OK, so you had a pretty good year, if not a Goldman Sachs $100 million–bonus good year. You can afford to gorge yourself like the overpaid, all-conquering hunter-gatherer you are. A number of pricier-than-thou steakhouses are stocking up on Wagyu “Kobe” beef flown in from Japan, not the knockoff American hybrids raised on ranches in Texas or Colorado. At Nello, on Madison Avenue, fourteen-ounce Wagyu sirloins have been selling for $750 a pop. That’s hardly an exorbitant markup, owner Nello Balan says, considering that after his chefs finally strip away the meat’s blubbery blanket of fat he is paying about $400 per pound. He also offers Wagyu dusted with white truffles. That goes for $1,050 (which would get you about three years’ worth of Lipitor).
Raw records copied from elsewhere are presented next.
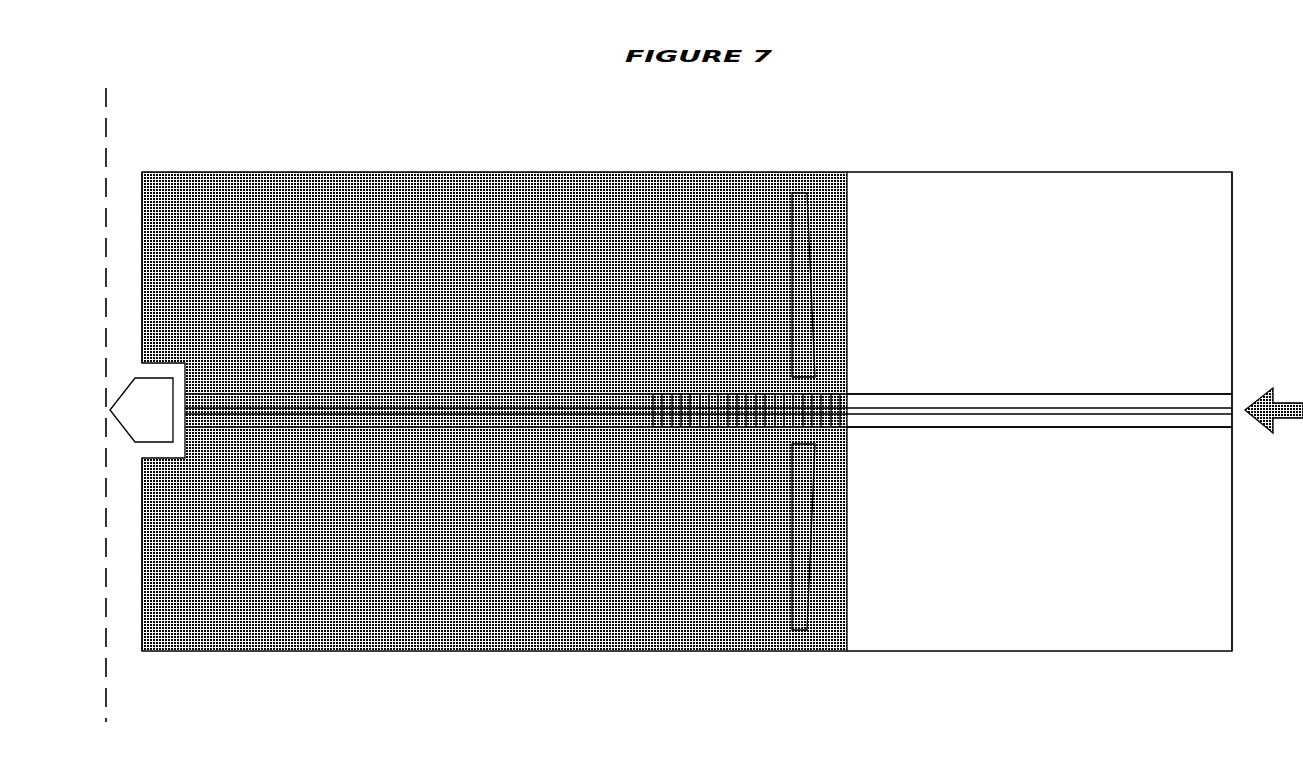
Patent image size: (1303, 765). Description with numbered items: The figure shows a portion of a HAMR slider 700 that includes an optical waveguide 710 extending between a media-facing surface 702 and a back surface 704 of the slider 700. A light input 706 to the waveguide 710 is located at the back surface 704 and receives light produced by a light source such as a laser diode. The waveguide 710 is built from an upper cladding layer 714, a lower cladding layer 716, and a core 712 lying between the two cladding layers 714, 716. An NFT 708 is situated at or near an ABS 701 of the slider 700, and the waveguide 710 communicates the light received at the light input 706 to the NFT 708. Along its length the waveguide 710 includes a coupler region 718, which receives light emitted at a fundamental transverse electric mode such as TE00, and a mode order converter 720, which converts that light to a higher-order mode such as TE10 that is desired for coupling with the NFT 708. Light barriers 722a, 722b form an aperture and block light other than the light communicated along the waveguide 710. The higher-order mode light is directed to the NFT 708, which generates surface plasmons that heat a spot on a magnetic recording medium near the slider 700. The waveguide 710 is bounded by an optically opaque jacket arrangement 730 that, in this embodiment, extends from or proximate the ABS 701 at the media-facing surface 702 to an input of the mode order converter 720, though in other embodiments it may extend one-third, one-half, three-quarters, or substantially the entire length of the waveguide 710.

The HAMR slider 700 is at (972, 122).
The ABS 701 is at (106, 250).
The media-facing surface 702 is at (141, 197).
The back surface 704 is at (1233, 303).
The light input 706 is at (1236, 410).
The NFT 708 is at (128, 437).
The optical waveguide 710 is at (1085, 391).
The core 712 is at (985, 409).
The upper cladding layer 714 is at (892, 405).
The lower cladding layer 716 is at (892, 417).
The coupler region 718 is at (1060, 516).
The mode order converter 720 is at (740, 394).
The light barrier 722a is at (792, 232).
The light barrier 722b is at (792, 572).
The optically opaque jacket arrangement 730 is at (472, 217).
“It’s really fucking good,” says Mickey Rourke, the actor and proud carnivore. He ordered one sirloin at Nello, and the buttery, foie gras–like beef was so exquisite he came back the next day, this time with a Romanian model in tow, for more. (“It didn’t even taste like steak,” he says.) Levent Piskiner, who owns the Fifth Avenue jewelry store Gilan, didn’t mind that his bill came to over $800. “It’s a miracle,” he says of the Wagyu, named after a noble strain of cattle from the Kobe region of Japan.
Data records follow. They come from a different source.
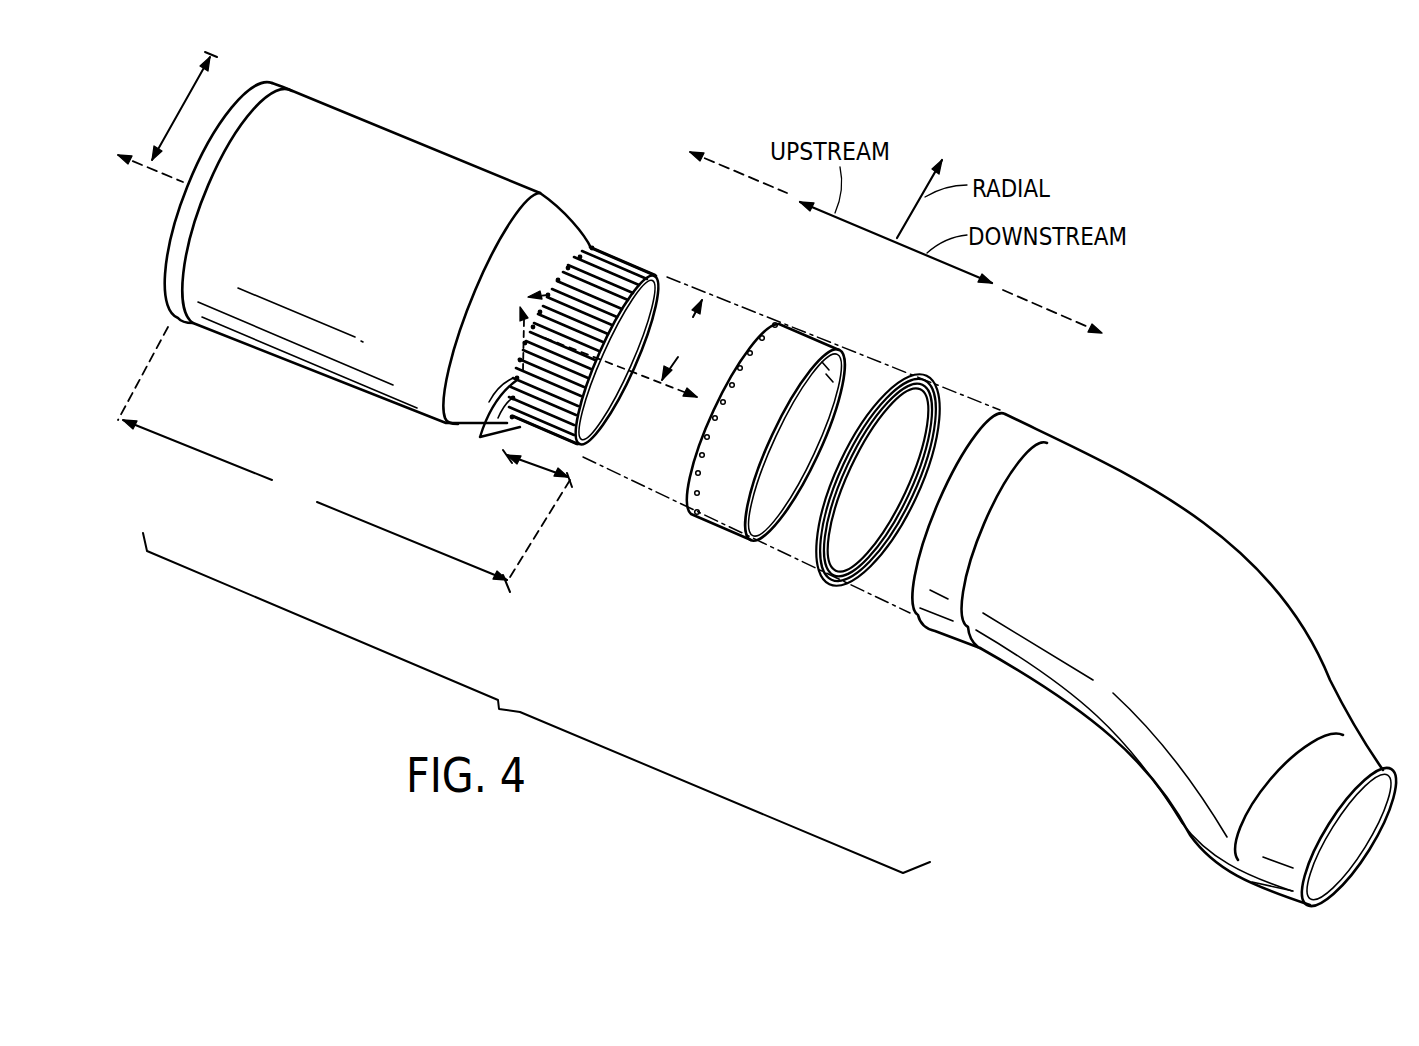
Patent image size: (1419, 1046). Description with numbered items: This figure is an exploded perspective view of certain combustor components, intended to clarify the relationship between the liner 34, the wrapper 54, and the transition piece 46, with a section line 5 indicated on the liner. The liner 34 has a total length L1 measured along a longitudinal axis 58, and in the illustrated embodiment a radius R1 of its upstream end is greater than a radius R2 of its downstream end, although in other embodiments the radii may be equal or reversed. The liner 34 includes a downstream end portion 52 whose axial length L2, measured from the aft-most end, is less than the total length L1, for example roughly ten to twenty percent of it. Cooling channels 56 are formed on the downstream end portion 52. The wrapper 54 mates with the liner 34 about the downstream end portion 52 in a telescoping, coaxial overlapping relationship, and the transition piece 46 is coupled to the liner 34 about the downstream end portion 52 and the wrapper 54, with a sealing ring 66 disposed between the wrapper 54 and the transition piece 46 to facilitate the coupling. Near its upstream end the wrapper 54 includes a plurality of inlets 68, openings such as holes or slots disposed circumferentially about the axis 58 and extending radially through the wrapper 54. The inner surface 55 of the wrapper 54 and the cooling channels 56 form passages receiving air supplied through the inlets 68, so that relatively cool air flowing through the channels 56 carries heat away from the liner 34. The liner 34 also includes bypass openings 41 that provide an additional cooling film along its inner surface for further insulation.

The liner 34 is at (407, 136).
The bypass openings 41 is at (481, 438).
The transition piece 46 is at (1073, 443).
The downstream end portion 52 is at (630, 247).
The wrapper 54 is at (798, 340).
The inner surface 55 is at (812, 395).
The cooling channels 56 is at (622, 290).
The longitudinal axis 58 is at (1040, 303).
The sealing ring 66 is at (927, 372).
The inlets 68 is at (698, 477).
The section line 5- 5 is at (525, 316).
The radius of the upstream end of the liner R1 is at (178, 112).
The radius of the downstream end of the liner R2 is at (626, 348).
The length of the liner L1 is at (344, 459).
The axial length of the downstream end portion L2 is at (528, 470).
In 2001, the U.S. Department of Agriculture placed a ban on importing meats from Japan, over fears of mad-cow disease. The ban is now over. At Masa, a Wagyu rib eye is $400 for sixteen ounces. At Jeffrey Chodorow’s Kobe Club, grilled Wagyu filet mignon is $160 for eight ounces. He’ll also offer Wagyu hot dogs and sliders made from scraps of excess meat, while BLT Burger serves up Wagyu chuck on a bun ($62, five ounces).
“The key is genes,” says Michael Vernon, the chef at Geisha, where a sixteen-ounce rib eye runs $300. Wagyu is flown in with official papers that feature a nose print and document the animal’s ancestry.